Kulinarischer Bestechungsversuch
Doch schnell holte einen die Realität der „bierernsten“ Gerichtsverhandlung wieder ein. Der Aachener Georg Cosler, Kommandant der „Oecher Penn“ musste nun vor die Herren in schwarzen Roben treten. Vorgeworfen wurde ihm unter anderem die Ausbildung von Trommlern, ohne eine amtliche Genehmigung zu haben oder gar Noten zu kennen! Während er sich in diesem Punkt noch mit verbalen Argumenten verteidigte („dafür braucht man keine Noten, sondern Taktgefühl!“), wechselte er kurzerhand seine Strategie und versuchte es mit kulinarischer Bestechung. Vielleicht setzte er aber auch auf die Irritation, die das „Menü“ auslöste: Blutwurst und Wacholderschnaps, eine Oecher Spezialität zum Fahneneid.

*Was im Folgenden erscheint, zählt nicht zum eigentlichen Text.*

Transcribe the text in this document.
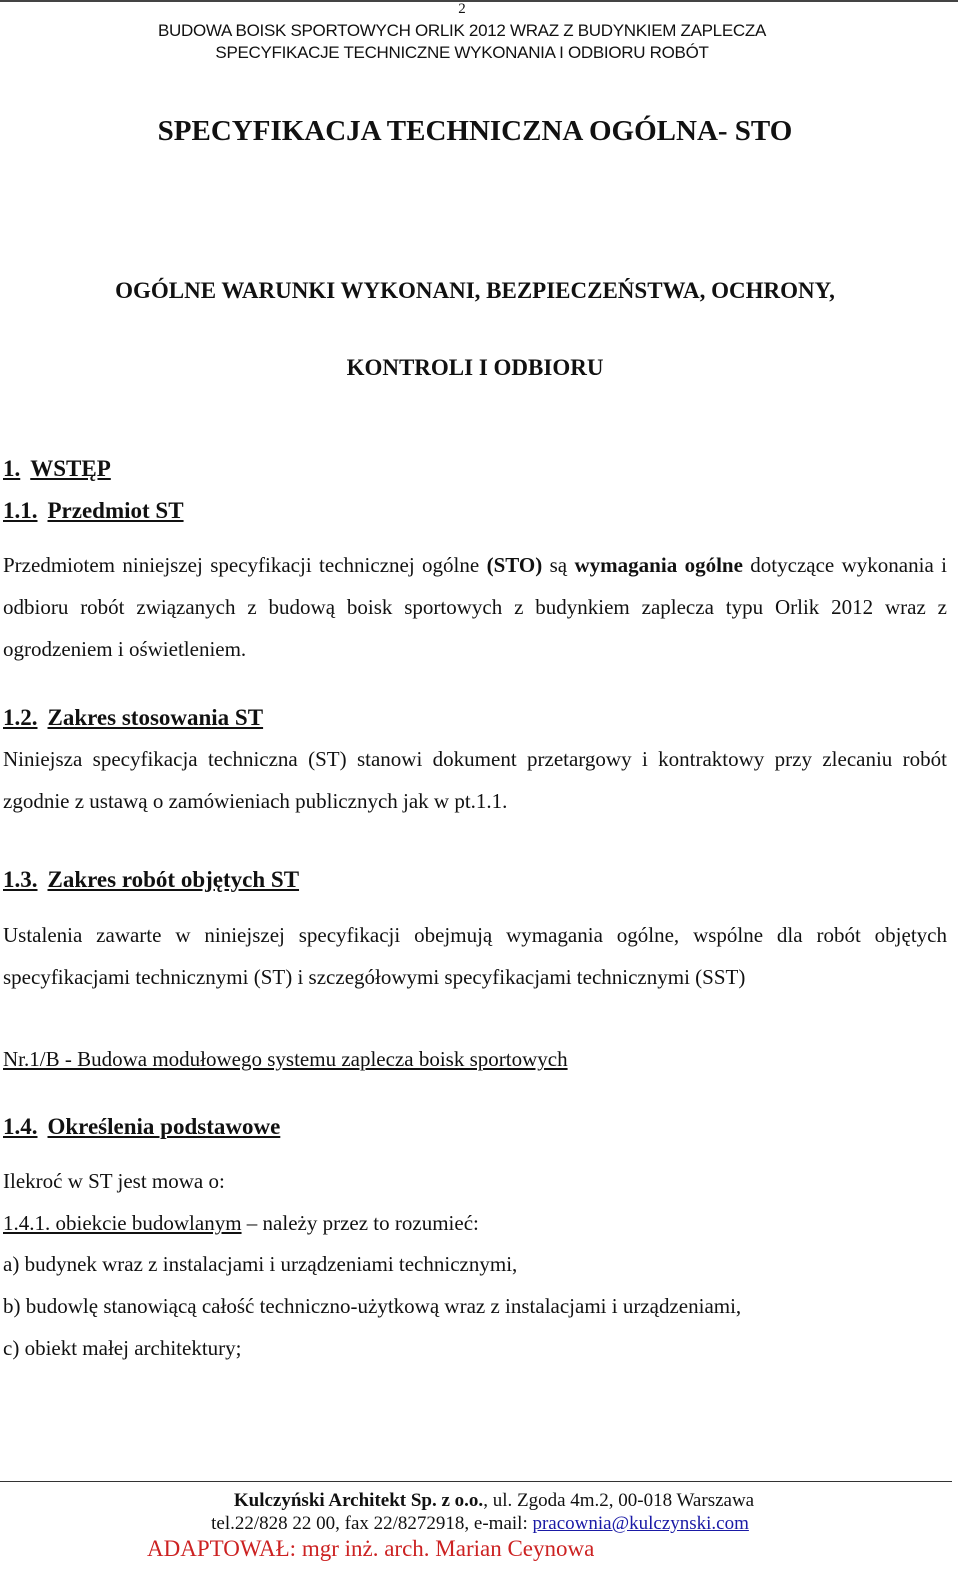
2
BUDOWA BOISK SPORTOWYCH ORLIK 2012 WRAZ Z BUDYNKIEM ZAPLECZA
SPECYFIKACJE TECHNICZNE WYKONANIA I ODBIORU ROBÓT
SPECYFIKACJA TECHNICZNA OGÓLNA- STO
OGÓLNE WARUNKI WYKONANI, BEZPIECZEŃSTWA, OCHRONY,
KONTROLI I ODBIORU
1. WSTĘP
1.1. Przedmiot ST
Przedmiotem niniejszej specyfikacji technicznej ogólne (STO) są wymagania ogólne dotyczące wykonania i odbioru robót związanych z budową boisk sportowych z budynkiem zaplecza typu Orlik 2012 wraz z ogrodzeniem i oświetleniem.
1.2. Zakres stosowania ST
Niniejsza specyfikacja techniczna (ST) stanowi dokument przetargowy i kontraktowy przy zlecaniu robót zgodnie z ustawą o zamówieniach publicznych jak w pt.1.1.
1.3. Zakres robót objętych ST
Ustalenia zawarte w niniejszej specyfikacji obejmują wymagania ogólne, wspólne dla robót objętych specyfikacjami technicznymi (ST) i szczegółowymi specyfikacjami technicznymi (SST)
Nr.1/B - Budowa modułowego systemu zaplecza boisk sportowych
1.4. Określenia podstawowe
Ilekroć w ST jest mowa o:
1.4.1. obiekcie budowlanym – należy przez to rozumieć:
a) budynek wraz z instalacjami i urządzeniami technicznymi,
b) budowlę stanowiącą całość techniczno-użytkową wraz z instalacjami i urządzeniami,
c) obiekt małej architektury;
Kulczyński Architekt Sp. z o.o., ul. Zgoda 4m.2, 00-018 Warszawa
tel.22/828 22 00, fax 22/8272918, e-mail: pracownia@kulczynski.com
ADAPTOWAŁ: mgr inż. arch. Marian Ceynowa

Der Paohlbürgerhof wird zum Mega-Park
Hochprozentiges brauchte man nicht, um bei dem letzten Angeklagten in den Party-Modus zu schalten. Der Schlagersänger Sebastian „Buddy“ Erl kam am Sonntag extra für die Karnevalssitzung aus Mallorca hergeflogen und räumte damit schon den ersten Anklagepunkt – er fahre immer der Sonne hinterher – ein. Mit der passenden Hymne „Ab in den Süden“ heizte er dem närrischen Publikum beim Tennengericht ordentlich ein und sorgte voller Energie für einen musikalischen Exkurs zum Ballermann. Kein Narr saß mehr an seinem Platz.

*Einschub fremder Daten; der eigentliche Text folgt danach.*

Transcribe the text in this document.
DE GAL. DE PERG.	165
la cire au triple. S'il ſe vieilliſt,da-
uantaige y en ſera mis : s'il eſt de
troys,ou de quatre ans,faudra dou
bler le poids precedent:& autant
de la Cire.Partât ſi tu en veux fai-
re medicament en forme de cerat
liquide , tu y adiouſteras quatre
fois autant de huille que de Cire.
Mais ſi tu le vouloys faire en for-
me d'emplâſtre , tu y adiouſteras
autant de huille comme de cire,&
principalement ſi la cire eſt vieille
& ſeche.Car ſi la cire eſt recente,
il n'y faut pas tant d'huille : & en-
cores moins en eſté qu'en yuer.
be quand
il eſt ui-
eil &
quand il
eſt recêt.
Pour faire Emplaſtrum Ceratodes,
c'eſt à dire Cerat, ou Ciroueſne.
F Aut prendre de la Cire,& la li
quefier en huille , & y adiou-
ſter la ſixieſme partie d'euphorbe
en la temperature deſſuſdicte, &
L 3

Nicht aus Malle, sondern aus Sprakel eingeflogen, kam schließlich Prinz Jens I. in den Paohlbürgerhof einmarschiert und begrüßte sein hochmotiviertes Party-Volk. Zu der Melodie von „Sweet Caroline“ schmetterte er seinen eigenen Text mit dem Refrain „Münster Helau“ und viele weitere Münster-Hymnen.
Und falls sich bei all dem Trara noch jemand für die Urteilsverkündung interessiert: Alle Angeklagten wurden freigesprochen. Wer hätte es gedacht?